Carmustine can induce a significant reduction in bone marrow blood cell counts, elevating the susceptibility to severe infections or bleeding.

Warnings and Precautions:

• Seizures: About 37 % of patients treated with Carmustine implant for recurrent glioma experienced seizures. New or worsening seizures occurred in 20 percent of patients, with 54 percent happening within the first 5 postoperative days. Optimal anti-seizure therapy is recommended before surgery, and postoperative monitoring for seizures is crucial.

• Intracranial Hypertension: Brain edema occurred in 23 percent of newly diagnosed glioma patients treated with Carmustine implants. One patient experienced intracerebral mass effect unresponsive to corticosteroids, leading to brain herniation. Close monitoring for intracranial hypertension is essential, with consideration for re-operation and wafer removal in refractory cases.

• Impaired Neurosurgical Wound Healing: Carmustine implant treatment may lead to impaired neurosurgical wound healing, including dehiscence, delayed healing, and effusions. In newly diagnosed glioma patients, 16 percent experienced impaired intracranial wound healing, and five percent had cerebrospinal fluid leaks. Postoperative monitoring is advised for impaired neurosurgical wound healing.

• Meningitis: Meningitis occurred in four percent of recurrent glioma patients receiving Carmustine implant. Two cases were bacterial, with one requiring wafer removal after four days; the other developed meningitis post-reoperation. Monitoring for postoperative signs of meningitis and central nervous system infection is recommended.

• Wafer Migration: Carmustine implant migration may happen, risking obstructive hydrocephalus. Closing any communication larger than a wafer's diameter between the resection cavity and ventricular system before implantation is advised. Regular monitoring for signs of obstructive hydrocephalus in patients is essential.

• Embryo-Fetal Toxicity: Carmustine implants pose a risk of fetal harm in pregnant women. Carmustine, the active component, is embryotoxic and teratogenic in rats at exposures less than the recommended human dose. Patients should be informed of fetal risks, and females of reproductive potential should use contraception for six months after wafer implantation. Males with reproductive partners should use contraception for three months after implantation.

Drug Interactions of Carmustine Implant

Certain medications may have interactions, and the doctor may need to adjust doses or take precautions. Inform the healthcare professional about the medicines the person is using. Some medications, like live vaccines for measles or varicella, are not recommended alongside this medicine. The doctor may choose not to administer this medication or may adjust other medicines. Additionally, there may be considerations for using this medicine with others, such as vaccines (adenovirus, influenza) or drugs like Cimetidine or Phenobarbital. In such cases, the doctor might modify doses or frequency. Always keep the healthcare provider informed about the complete medication history.

Specific Considerations:

• Pregnancy: Carmustine implants pose a risk of fetal harm when administered during pregnancy.

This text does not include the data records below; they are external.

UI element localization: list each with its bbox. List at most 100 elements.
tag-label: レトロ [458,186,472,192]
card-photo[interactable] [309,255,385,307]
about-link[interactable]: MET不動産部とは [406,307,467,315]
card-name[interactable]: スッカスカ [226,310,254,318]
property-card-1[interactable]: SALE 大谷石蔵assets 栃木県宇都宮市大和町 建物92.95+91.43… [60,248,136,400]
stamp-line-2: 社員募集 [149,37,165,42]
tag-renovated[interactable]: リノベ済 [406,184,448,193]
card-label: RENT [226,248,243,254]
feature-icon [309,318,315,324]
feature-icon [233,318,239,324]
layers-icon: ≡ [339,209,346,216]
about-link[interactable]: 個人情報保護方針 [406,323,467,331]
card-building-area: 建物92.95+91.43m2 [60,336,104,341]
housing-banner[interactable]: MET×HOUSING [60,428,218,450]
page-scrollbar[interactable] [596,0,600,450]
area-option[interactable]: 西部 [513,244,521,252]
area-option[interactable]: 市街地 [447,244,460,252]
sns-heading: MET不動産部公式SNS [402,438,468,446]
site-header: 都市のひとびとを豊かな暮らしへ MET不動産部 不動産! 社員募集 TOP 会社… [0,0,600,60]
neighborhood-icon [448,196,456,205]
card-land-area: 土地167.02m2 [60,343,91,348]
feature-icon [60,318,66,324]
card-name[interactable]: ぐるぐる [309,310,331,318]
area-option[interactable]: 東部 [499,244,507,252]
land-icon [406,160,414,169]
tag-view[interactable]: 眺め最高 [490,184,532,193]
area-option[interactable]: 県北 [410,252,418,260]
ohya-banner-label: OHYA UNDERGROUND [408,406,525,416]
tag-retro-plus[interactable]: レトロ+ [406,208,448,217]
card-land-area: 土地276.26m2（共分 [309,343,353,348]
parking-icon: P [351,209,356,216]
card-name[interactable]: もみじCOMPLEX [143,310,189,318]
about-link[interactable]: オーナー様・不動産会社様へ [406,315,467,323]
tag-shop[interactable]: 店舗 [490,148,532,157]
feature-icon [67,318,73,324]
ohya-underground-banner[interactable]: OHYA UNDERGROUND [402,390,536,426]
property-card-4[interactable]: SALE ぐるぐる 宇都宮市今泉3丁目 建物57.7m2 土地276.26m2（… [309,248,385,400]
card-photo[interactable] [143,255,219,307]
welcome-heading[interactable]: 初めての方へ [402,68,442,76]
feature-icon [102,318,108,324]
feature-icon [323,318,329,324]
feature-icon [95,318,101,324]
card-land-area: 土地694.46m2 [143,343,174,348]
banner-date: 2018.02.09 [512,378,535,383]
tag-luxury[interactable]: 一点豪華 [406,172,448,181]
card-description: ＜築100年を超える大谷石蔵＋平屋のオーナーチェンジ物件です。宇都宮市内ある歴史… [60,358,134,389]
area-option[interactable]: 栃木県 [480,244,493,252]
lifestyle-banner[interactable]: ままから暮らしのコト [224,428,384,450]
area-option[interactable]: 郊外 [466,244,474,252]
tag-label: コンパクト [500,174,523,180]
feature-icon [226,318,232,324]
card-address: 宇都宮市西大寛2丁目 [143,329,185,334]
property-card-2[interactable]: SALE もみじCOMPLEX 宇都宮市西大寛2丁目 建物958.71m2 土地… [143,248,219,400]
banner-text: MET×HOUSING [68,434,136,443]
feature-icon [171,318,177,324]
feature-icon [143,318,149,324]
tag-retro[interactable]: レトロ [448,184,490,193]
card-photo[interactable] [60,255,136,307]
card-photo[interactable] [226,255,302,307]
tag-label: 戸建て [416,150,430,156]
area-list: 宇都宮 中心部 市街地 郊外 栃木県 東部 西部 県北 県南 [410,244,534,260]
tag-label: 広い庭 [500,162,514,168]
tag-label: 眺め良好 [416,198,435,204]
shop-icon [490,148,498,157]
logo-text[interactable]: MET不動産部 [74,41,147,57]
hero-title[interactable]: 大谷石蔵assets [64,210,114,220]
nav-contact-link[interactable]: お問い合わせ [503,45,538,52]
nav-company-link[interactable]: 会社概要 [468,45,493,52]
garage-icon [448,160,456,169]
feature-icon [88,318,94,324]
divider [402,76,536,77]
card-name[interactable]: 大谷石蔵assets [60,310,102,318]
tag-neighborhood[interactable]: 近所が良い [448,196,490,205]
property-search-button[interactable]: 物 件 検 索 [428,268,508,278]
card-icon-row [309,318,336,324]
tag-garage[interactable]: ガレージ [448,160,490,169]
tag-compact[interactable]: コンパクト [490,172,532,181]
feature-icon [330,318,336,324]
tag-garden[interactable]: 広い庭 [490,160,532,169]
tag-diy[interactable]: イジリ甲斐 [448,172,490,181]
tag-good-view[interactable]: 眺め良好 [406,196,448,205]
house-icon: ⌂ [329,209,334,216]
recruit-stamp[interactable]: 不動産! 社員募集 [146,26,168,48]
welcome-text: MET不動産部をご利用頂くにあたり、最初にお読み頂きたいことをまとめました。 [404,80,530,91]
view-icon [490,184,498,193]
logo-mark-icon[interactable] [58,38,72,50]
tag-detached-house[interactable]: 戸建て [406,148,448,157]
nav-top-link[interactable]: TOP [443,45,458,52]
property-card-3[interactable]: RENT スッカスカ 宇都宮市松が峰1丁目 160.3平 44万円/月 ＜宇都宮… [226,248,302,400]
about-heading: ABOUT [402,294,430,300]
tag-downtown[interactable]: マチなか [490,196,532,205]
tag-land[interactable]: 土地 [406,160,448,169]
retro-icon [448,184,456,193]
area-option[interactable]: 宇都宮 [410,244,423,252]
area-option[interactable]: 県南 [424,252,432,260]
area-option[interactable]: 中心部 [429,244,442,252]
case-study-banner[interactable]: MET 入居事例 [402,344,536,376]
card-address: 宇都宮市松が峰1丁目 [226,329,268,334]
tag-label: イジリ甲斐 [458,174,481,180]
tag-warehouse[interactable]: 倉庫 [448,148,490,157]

• Lactation: Due to potentially serious adverse reactions in breastfed infants, women are advised not to breastfeed after Carmustine implant placement for at least seven days.

• Females and Males of Reproductive Potential: Pregnancy status should be verified in females before Carmustine implant placement. Contraception is crucial due to the risk of fetal harm: females should use effective contraception for six months post-implantation, and males with reproductive partners should do so for three months. Males are informed about the potential risk of infertility based on the mechanism of action.

• Pediatric Use: The safety and effectiveness of Carmustine implants in pediatric patients have not been established.

• Geriatric Use: Clinical trials did not involve enough patients aged 65 and over to determine if they responded differently from younger patients.